No, this article will not be a rip-roaring tell all of my awkward, comedic antics while at high school. But, assuming you were around campus the last weekend, you likely ran into a few of those awkward, confused, very small, debaters. The scary thing (and of course, something that most Whitties would never own up to) is that looking at some of these debaters is like looking into a window into the past. At one point, we were all that age –– hard to acknowledge, I know.
Yes, these debaters can be a pest while here –– let’s examine the disturbances. They usually park for a long time in most residence hall lounges, with their accompanying bins, coaches, and fast food. They (sometimes) make a lot of noise, tending to sprawl out, acting as if the place is theirs, almost instinctively acting out of the need to claim their territory against the much more aggressive Lyman male. They take up academic rooms! For instance, in the music buildings, they just happen to take up the best practice rooms, leaving all us musicians with the second-rate pianos. And, of course, let’s not forget about Reid. The once hallowed, sacred ground for Whitman socializing instantaneously transforms into the nerve center of operations for many a coach and debater –– indeed, for a second, a Whittie can feel almost like a second-class citizen.
But, seriously, is it really that bad? This is really the only major tournament/competition to take place at Whitman –– aside from college visitors days, this debate tournament is the only major event to impede on our otherwise uninhibited enjoyment of the Whitman bubble. One weekend a year. It’s not really that much, when you think about it. I mean, this year, the weekend just happened to fall on Halloween, but, that was just a bad coincidence more than anything else. At first, it’s quite easy to gripe about, but, upon reflection, it really doesn’t seem to be that big of a deal.
Also, a key thing to remember is that we were all once in this position before. If you got admitted into Whitman, chances are that you had a fairly strong background in extra-curricular activities during high school. Whether your game was sports, musical ensembles, academic decathlon, debate, science bowl, or whatever, it’s highly likely that you participated in some major tournament/competition on another high school or college campus. You probably sprawled out, put your stuff here or there, and before you knew it, your school’s contingent had a sizable space cut out for itself. It happens. Maybe it is or isn’t intentional, but, it happens.

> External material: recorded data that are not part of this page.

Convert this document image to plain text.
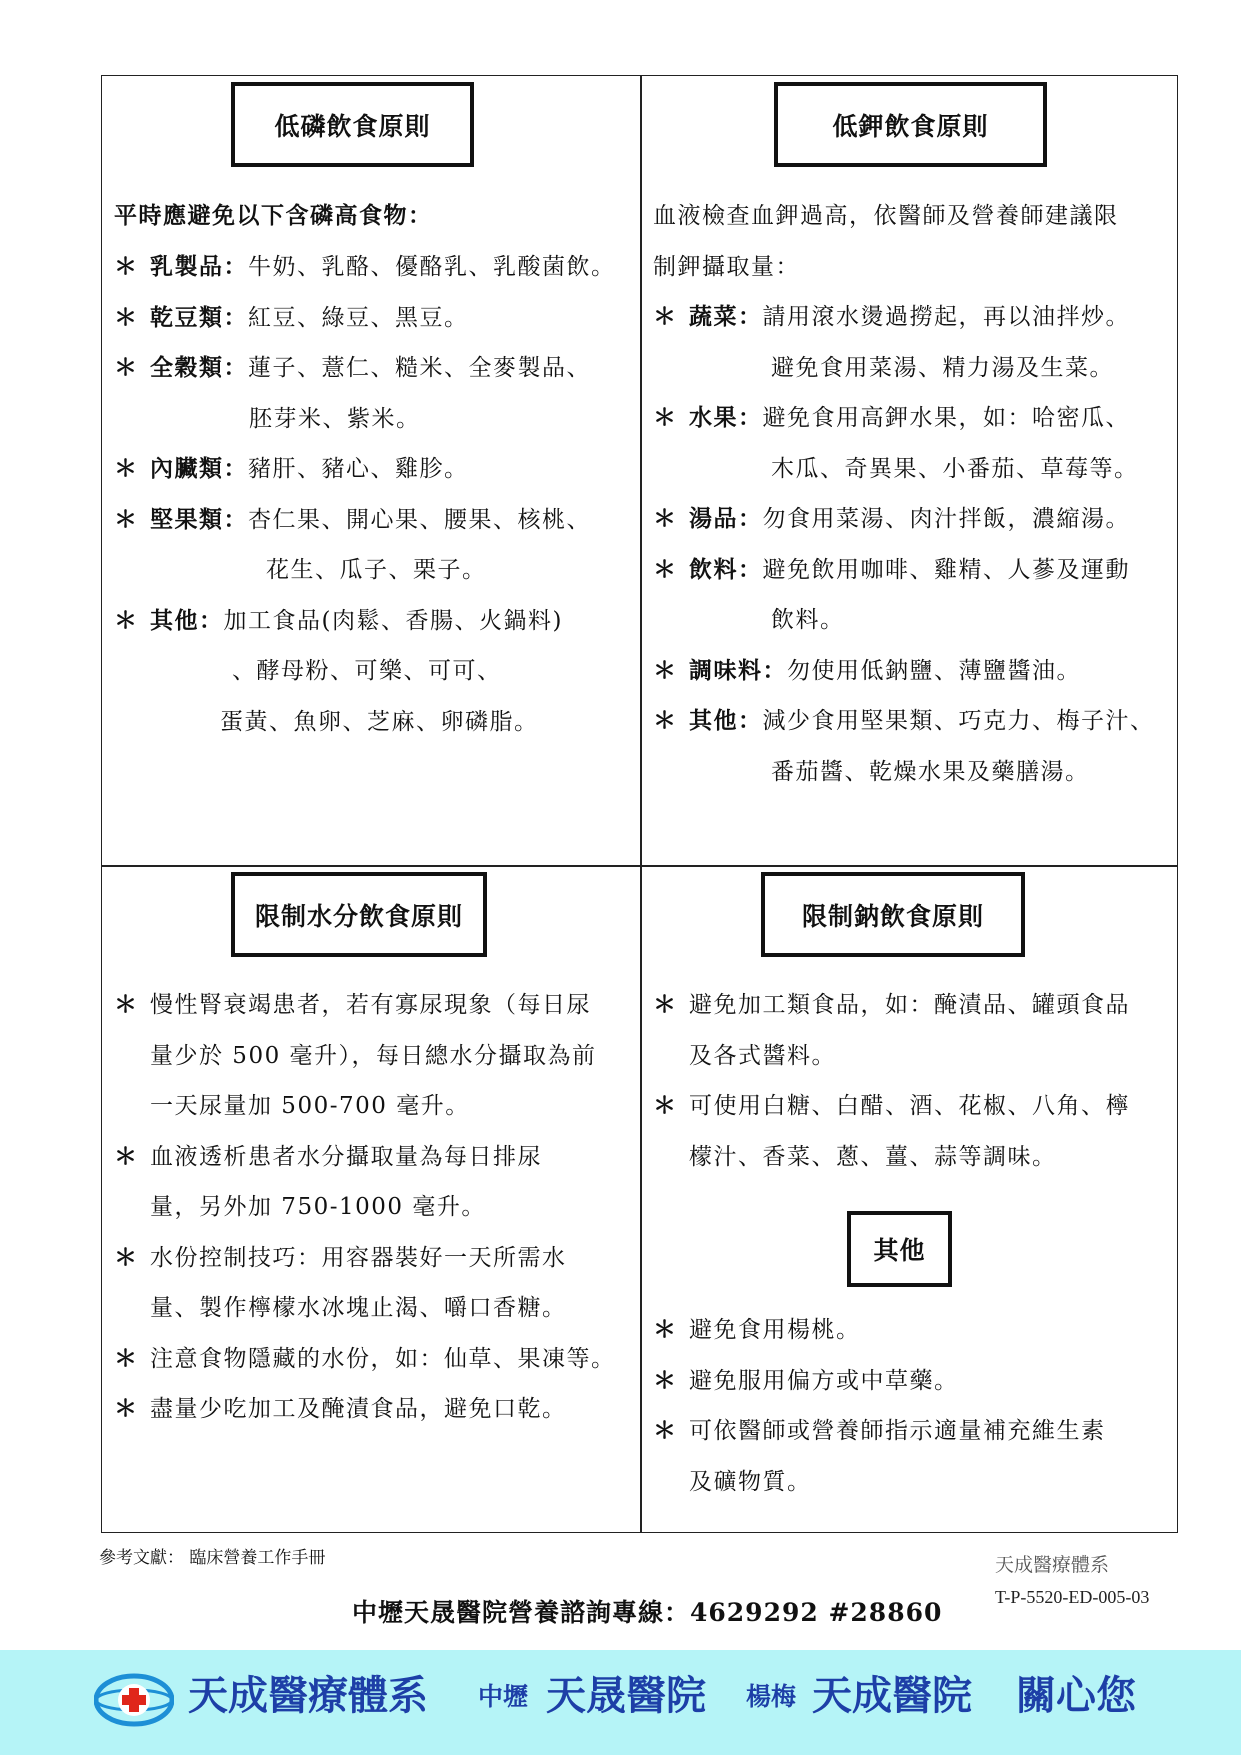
低磷飲食原則
平時應避免以下含磷高食物：
＊ 乳製品：牛奶、乳酪、優酪乳、乳酸菌飲。
＊ 乾豆類：紅豆、綠豆、黑豆。
＊ 全穀類：蓮子、薏仁、糙米、全麥製品、
胚芽米、紫米。
＊ 內臟類：豬肝、豬心、雞胗。
＊ 堅果類：杏仁果、開心果、腰果、核桃、
花生、瓜子、栗子。
＊ 其他：加工食品(肉鬆、香腸、火鍋料)
、酵母粉、可樂、可可、
蛋黃、魚卵、芝麻、卵磷脂。
低鉀飲食原則
血液檢查血鉀過高，依醫師及營養師建議限
制鉀攝取量：
＊ 蔬菜：請用滾水燙過撈起，再以油拌炒。
避免食用菜湯、精力湯及生菜。
＊ 水果：避免食用高鉀水果，如：哈密瓜、
木瓜、奇異果、小番茄、草莓等。
＊ 湯品：勿食用菜湯、肉汁拌飯，濃縮湯。
＊ 飲料：避免飲用咖啡、雞精、人蔘及運動
飲料。
＊ 調味料：勿使用低鈉鹽、薄鹽醬油。
＊ 其他：減少食用堅果類、巧克力、梅子汁、
番茄醬、乾燥水果及藥膳湯。
限制水分飲食原則
＊ 慢性腎衰竭患者，若有寡尿現象（每日尿
量少於 500 毫升），每日總水分攝取為前
一天尿量加 500-700 毫升。
＊ 血液透析患者水分攝取量為每日排尿
量，另外加 750-1000 毫升。
＊ 水份控制技巧：用容器裝好一天所需水
量、製作檸檬水冰塊止渴、嚼口香糖。
＊ 注意食物隱藏的水份，如：仙草、果凍等。
＊ 盡量少吃加工及醃漬食品，避免口乾。
限制鈉飲食原則
＊ 避免加工類食品，如：醃漬品、罐頭食品
及各式醬料。
＊ 可使用白糖、白醋、酒、花椒、八角、檸
檬汁、香菜、蔥、薑、蒜等調味。
其他
＊ 避免食用楊桃。
＊ 避免服用偏方或中草藥。
＊ 可依醫師或營養師指示適量補充維生素
及礦物質。
參考文獻： 臨床營養工作手冊	天成醫療體系
T-P-5520-ED-005-03
中壢天晟醫院營養諮詢專線：4629292 #28860
天成醫療體系 中壢 天晟醫院 楊梅 天成醫院 關心您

In short, what can we do? Is it really fair to chastise these high school debaters? I mean, yes, these kids can be obnoxious at times by their mere presence, but, we were these kids a few years ago. We used to be these snot-nosed, awkward dudes. Some of us still are. In the spirit of siblinghood (my non-gendered answer to ‘brotherhood’), let’s put these differences aside. They may have stolen my favorite practice room, but, as the old phrase of wisdom goes, “it’s all good.” To these debaters, I extend my own personal olive branch –– you can borrow my practice room –– just stay the hell out of my locker.